Die, von Übelkeit, Haarausfall und Bluthusten geplagten, Strahlenkranken gehen zuerst zum Apotheker, dann zum Hausarzt und zuletzt in Krankenhäuser. Dort glaubt man sich mit Symptomen einer neuartigen Krankheit konfrontiert und die Mediziner liebäugeln bereits mit der Möglichkeit, dem unbekannten Leiden ihren Namen geben zu können. Als die Schrotthändlergattin letztlich den Behälter vorstellt, ist es damit allerdings vorbei; der diensthabende Arzt vermutet, ganz richtig, Radioaktivität und verbringt den Behälter auf einen Stuhl im Garten des Hospitals.
Nachdem ein, aus Brasilia angereister, Spezialist der nationalen brasilianischen Atomenergiebehörde NUCLEBRAS das Ausmass der durch das Cäsium-137 verursachten Kontaminierung ermittelt hat. läuft ein behördliches Notfallprogramm an. Bei allen Einwohnern in und um Goiânia werden Messungen durchgeführt und von insgesamt 112800 untersuchten Personen 249 als verstrahlt identifiziert.
Es zeigt sich, dass die Radioaktivität über mehrere Wohnbezirke verschleppt worden ist und ganze Strassenzüge und Plätze kontaminiert sind. Die Einwohner werden in das Fussballstadion der Stadt evakuiert. Ihre Häuser müssen zwar abgerissen-, Gegenstände von grossem persönlichem Wert können aber, auf Antrag, geborgen und nach gründlicher Dekontamination, zurückgegeben werden.
Achtundzwanzig Goiânianer erlitten, strahlungsbedingt, Hautverbrennungen, manche mussten sich, schweren Herzens, von betroffenen Gliedmassen trennen und fünf Menschen sind an den Folgen des Unglücks gestorben: Mit einer, durch ionisierende Strahlung verursachten, Energiedosis von 5,4 Gray belastet, nach qualvollem Krankheitsverlauf, Maria Gabriela Ferreira. Wenige Tage später, zwei der Gehilfen des Schrotthändlers, 4,5 beziehungsweise 5,3 Gray.

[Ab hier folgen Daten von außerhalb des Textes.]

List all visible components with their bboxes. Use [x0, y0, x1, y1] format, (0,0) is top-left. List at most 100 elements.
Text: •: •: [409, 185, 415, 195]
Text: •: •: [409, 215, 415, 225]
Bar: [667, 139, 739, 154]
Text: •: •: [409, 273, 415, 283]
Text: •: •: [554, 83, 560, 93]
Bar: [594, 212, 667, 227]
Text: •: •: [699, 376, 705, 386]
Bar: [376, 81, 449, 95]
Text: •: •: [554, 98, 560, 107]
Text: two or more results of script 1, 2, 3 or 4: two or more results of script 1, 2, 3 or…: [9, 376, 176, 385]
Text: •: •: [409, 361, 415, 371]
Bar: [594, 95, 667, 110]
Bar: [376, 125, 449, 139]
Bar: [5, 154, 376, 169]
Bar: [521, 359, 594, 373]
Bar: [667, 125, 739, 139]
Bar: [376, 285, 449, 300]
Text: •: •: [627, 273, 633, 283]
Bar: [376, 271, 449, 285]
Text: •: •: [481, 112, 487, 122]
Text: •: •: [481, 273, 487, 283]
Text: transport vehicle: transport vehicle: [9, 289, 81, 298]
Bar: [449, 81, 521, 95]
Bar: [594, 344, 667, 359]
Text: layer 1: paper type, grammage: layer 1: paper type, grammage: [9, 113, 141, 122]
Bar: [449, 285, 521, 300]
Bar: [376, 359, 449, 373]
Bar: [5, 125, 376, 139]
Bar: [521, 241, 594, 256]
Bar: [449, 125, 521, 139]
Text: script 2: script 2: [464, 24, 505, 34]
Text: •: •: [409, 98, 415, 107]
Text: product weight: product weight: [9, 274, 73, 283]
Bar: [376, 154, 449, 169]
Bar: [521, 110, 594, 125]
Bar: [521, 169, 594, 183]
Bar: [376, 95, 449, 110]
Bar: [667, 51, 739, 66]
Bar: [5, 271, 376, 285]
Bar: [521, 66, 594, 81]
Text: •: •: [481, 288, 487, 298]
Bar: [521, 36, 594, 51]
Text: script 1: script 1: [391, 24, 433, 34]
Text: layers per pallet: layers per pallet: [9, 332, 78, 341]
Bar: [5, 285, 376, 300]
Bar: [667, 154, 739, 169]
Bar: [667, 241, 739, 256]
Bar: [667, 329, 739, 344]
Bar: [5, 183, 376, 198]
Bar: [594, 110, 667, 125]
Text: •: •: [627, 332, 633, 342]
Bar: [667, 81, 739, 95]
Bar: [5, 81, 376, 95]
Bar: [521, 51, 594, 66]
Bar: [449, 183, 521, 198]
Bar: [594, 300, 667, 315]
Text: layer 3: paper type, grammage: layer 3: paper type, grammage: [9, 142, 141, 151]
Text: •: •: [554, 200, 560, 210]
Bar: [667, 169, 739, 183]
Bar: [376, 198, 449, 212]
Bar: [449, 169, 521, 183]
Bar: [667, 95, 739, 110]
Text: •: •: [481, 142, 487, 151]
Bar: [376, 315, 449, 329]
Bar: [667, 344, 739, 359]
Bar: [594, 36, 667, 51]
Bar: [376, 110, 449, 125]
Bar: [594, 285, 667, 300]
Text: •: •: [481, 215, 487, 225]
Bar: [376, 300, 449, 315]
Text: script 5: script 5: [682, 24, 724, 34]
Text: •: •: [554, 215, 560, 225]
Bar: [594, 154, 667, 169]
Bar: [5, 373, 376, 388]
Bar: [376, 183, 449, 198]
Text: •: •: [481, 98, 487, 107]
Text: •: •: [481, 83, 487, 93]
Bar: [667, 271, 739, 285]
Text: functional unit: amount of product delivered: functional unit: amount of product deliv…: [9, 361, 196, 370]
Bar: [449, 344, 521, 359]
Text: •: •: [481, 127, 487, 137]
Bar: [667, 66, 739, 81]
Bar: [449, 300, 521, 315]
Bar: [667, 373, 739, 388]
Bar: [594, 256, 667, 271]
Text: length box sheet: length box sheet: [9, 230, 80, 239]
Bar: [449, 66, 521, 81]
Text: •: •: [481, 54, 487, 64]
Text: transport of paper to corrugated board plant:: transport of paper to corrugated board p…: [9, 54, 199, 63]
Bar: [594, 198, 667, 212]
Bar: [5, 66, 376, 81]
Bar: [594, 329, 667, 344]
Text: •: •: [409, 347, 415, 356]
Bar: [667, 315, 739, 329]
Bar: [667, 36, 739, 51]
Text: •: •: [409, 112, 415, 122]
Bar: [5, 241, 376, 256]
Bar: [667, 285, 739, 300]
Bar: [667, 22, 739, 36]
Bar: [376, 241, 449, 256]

Ferreiras Nichte, deren Vater ihr, mit etwas mitgebrachtem Cäsium, eine Freude, machen wollte, sie rieb sich damit ein, ass, ohne sich die Hände zu waschen, zu Abend. Das Mädchen wurde, wie Devair Alves Bruder und die anderen Toten, in einem 700 kg schweren, mit Beton vergossenen, Bleisarg, beigesetzt.
Ferreira selbst überlebt 7,0 Gray unbeschadet. Er fordert hohe Summen für Interviews, in denen er seine Resistenz auf starken Bier- und Schnapskonsum zurückführt, scheint wegen des Ablebens seiner Frau erleichtert und heiratet bald wieder.
Die Gärten und öffentlichen Parkanlagen der Stadt wurden gerodet, die Erdschicht metertief abgetragen und Humus herangekarrt. Neue Pflanzungen gediehen schnell und prächtiger als je zuvor. Heute gehört Goiânia zu den brasilianischen Städten mit der besten Lebensqualität. Von den 1100 Hektar Stadtfläche sind 375 Hektar begrünt.